Two more questions, if I may. The first, following up on the competitive situation on the English Channel. And I appreciate it's difficult to say or answer, but what do you think -- I mean, how bad is -- how bad can the situation get there? I mean we're seeing P&O capacity back -- or P&O back at full capacity, more or less, Irish ferries adding 2 vessels. There are also some new routes between Ireland and France. You have a new route between Calais and Sheerness, is it? It just seems like there is an awful lot of new capacity. What's your sort of scenario?
Yes. The new route that we have -- we launched for Sheerness is to cater for the unaccompanied traffic between Calais and Dover. P&O used to carry a lot of this traffic, but have stopped. So we had a few on our unaccompanied vessels, but that's not ideal. So that's a separate thing that we think we've just optimized the unaccompanied traffic and reliability. We noted that P&O have added a fifth vessel speculating that that is a response to the Irish ferries initiative to make sure that they have a product that is far superior to a 1 or 2 ship operator. So we are monitoring. We have a good relationship with our customers, there's relatively strong volumes, so we're quite confident in our position on the Channel.

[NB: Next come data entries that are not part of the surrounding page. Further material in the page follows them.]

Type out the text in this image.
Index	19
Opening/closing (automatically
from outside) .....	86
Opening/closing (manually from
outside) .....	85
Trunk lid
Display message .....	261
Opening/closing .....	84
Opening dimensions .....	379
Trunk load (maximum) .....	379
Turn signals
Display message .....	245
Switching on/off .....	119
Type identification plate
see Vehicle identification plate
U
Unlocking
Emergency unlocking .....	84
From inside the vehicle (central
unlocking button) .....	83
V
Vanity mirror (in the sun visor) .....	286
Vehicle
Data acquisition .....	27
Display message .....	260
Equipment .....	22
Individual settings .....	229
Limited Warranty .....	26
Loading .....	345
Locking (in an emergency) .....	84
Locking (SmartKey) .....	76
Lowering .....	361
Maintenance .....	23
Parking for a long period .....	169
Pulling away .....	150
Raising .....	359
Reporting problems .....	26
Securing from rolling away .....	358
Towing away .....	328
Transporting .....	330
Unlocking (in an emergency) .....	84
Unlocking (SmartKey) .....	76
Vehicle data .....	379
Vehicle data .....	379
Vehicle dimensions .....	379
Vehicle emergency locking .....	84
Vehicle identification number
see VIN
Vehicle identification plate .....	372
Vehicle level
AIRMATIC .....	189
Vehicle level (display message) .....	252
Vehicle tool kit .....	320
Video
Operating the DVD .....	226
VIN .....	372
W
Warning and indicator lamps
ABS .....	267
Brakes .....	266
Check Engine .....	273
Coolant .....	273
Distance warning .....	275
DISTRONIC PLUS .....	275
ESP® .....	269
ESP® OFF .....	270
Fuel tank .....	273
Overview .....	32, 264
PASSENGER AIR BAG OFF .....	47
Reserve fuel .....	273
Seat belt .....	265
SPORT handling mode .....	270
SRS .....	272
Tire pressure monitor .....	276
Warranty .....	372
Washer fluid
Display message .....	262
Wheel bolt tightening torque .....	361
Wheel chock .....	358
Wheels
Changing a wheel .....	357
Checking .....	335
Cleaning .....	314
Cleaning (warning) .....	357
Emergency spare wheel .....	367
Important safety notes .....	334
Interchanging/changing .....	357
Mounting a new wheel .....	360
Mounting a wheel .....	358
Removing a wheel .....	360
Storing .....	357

Okay, okay. And then one more, if I may. I'm just trying to do some backwards calculations on your guidance. And then -- I mean, it seems you're -- you had a very strong EBITDA margin in Q1. And as far as I can tell, you're essentially suggesting or your guidance essentially -- the midpoint of your guidance ranges essentially suggests that EBITDA margin will be approximately the same for the remainder of the year as it was in Q1. And that just seems a little conservative to me. And for that to happen, I think costs must increase quite a bit. Is there any reason to believe that costs will increase a lot in the next few quarters?
Yes. There are some one-offs in the -- or not one-offs. But for example, the capacity agreement that Karina mentioned with the department for transport. We don't necessarily know that that will continue throughout the year. So that will reduce the margin slightly. And then, of course, as we also mentioned, there is a lot of lack of visibility still with the passenger side. So maybe we are conservative. We want to make sure that we can deliver what we are putting forward. I think we can do that.
We have no more questions from the line. I will hand it back to our speakers.
Okay. Okay. Thank you very much. Thank you for your participation and good questions. We look forward to seeing you again in a quarter's time, hopefully, again, with good messages from DFDS. Enjoy your day.